Before he was "Behind Enemy Lines," on the big screen, Gene Hackman spent time in the Marines as a field radio operator and as a DJ for the Armed Forces Network. He went from the service to showbiz, earning Oscars for "The French Connection" and "Unforgiven."
Fact: Chuck Norris was in the United States Air Force. Fact: While stationed in Korea, he trained in Tang Soo Do and later created his own form of martial arts called Chun Kuk Do. Fact: When the boogeyman goes to sleep every night, he checks his closet for Chuck Norris. Oh, also, he's an actor who starred in the "Missing in Action" series of movies as well as "Walker, Texas Ranger."
Dennis Franz wasn't always wearing his NYPD blues. Drafted after college into the Army, he served for 11 months in Vietnam. We are guessing people liked him in uniform because Franz went on to play at least a dozen police officers before getting the role of Detective Andy Sipowicz on "NYPD Blue," earning him four Emmy Awards.

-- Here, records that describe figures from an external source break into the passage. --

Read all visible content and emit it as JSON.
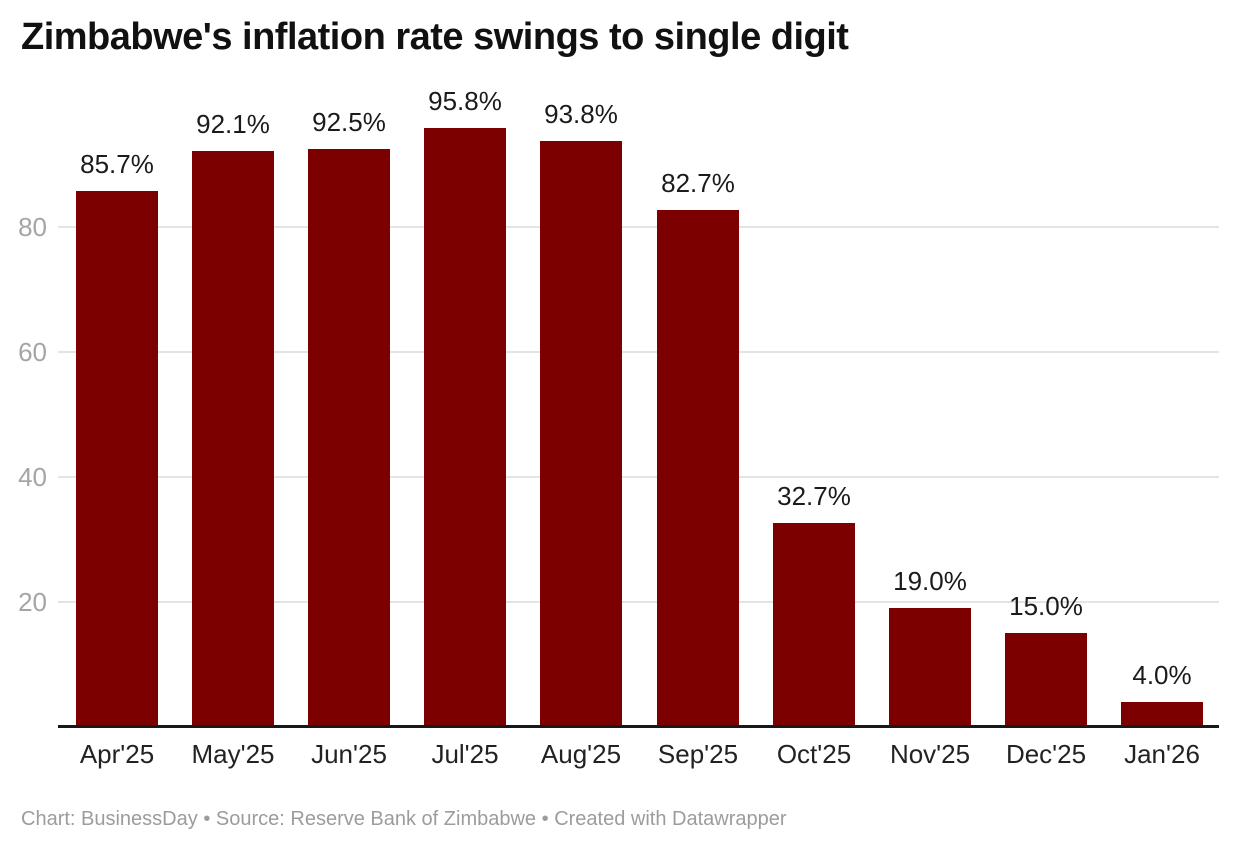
{
  "chart_data": {
    "type": "bar",
    "title": "Zimbabwe's inflation rate swings to single digit",
    "categories": [
      "Apr'25",
      "May'25",
      "Jun'25",
      "Jul'25",
      "Aug'25",
      "Sep'25",
      "Oct'25",
      "Nov'25",
      "Dec'25",
      "Jan'26"
    ],
    "values": [
      85.7,
      92.1,
      92.5,
      95.8,
      93.8,
      82.7,
      32.7,
      19.0,
      15.0,
      4.0
    ],
    "value_labels": [
      "85.7%",
      "92.1%",
      "92.5%",
      "95.8%",
      "93.8%",
      "82.7%",
      "32.7%",
      "19.0%",
      "15.0%",
      "4.0%"
    ],
    "xlabel": "",
    "ylabel": "",
    "y_ticks": [
      20,
      40,
      60,
      80
    ],
    "y_tick_labels": [
      "20",
      "40",
      "60",
      "80"
    ],
    "ylim": [
      0,
      100
    ],
    "grid": "horizontal",
    "legend": "none",
    "bar_color": "#7d0000",
    "gridline_color": "#e4e4e4",
    "axis_line_color": "#181818",
    "tick_label_color": "#a5a5a5"
  },
  "footer": {
    "chart_credit": "Chart: BusinessDay",
    "separator": "•",
    "source": "Source: Reserve Bank of Zimbabwe",
    "created_with": "Created with Datawrapper"
  }
}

The motivational speaker and former talk show host, Montel Williams, enlisted in the Marines after high school, but later found his gift for public speaking while serving as a lieutenant for the Navy. He served for 22 years, leaving with the rank of lieutenant, after which he went on to win a Daytime Emmy Award and two Genesis Awards for "The Montel Williams Show."
J.R. Martinez is probably the one star on the list well-known for his military service. A corporal in the Army, a roadside-bomb blast burned more than 40 percent of his body while he was serving in Iraq. Even with his injuries, he was positive about his recovery and used his optimism to help other victims. He starred as an Army veteran on "All My Children" and later let his feet do the talking when he rumba'ed his way to the win on season 13 of "Dancing with the Stars."

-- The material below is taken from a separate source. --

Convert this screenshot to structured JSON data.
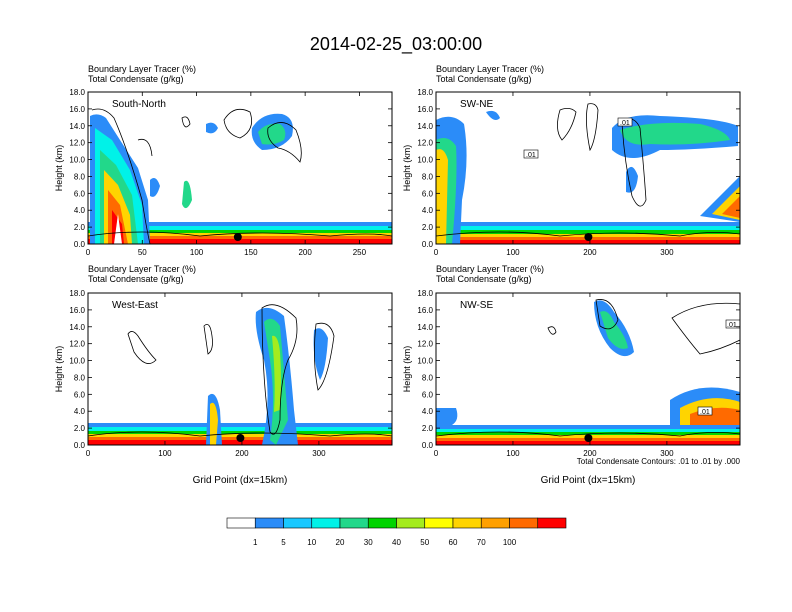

The famous TV dad played a doctor on "The Cosby Show," but Bill Cosby also worked in medicine before his days of comedy, assigned to work with those injured in the Korean War while in the Navy. He served for four years as a hospital corpsman before going to college at Temple University and eventually pursuing a career in comedy.
Everyone's favorite mustachio played a private investigator in Hawaii and Vietnam veteran on TV, but in real life Tom Selleck was a soldier in the California Army National Guard. He was called to duty in 1965 during the Watts Riots.
Rob Riggle's joke as a correspondent on "The Daily Show" that he could "kill any other member of the show" based on his military experience isn't too far from the truth. He was a lieutenant colonel in the Marine Corps and served in Kosovo and Afghanistan before moving into full-time comedy, where his characters have ranged from a man-child with a pituitary problem in "The Goods" to a man who laughed when a kid used a Taser "in the face" in "The Hangover."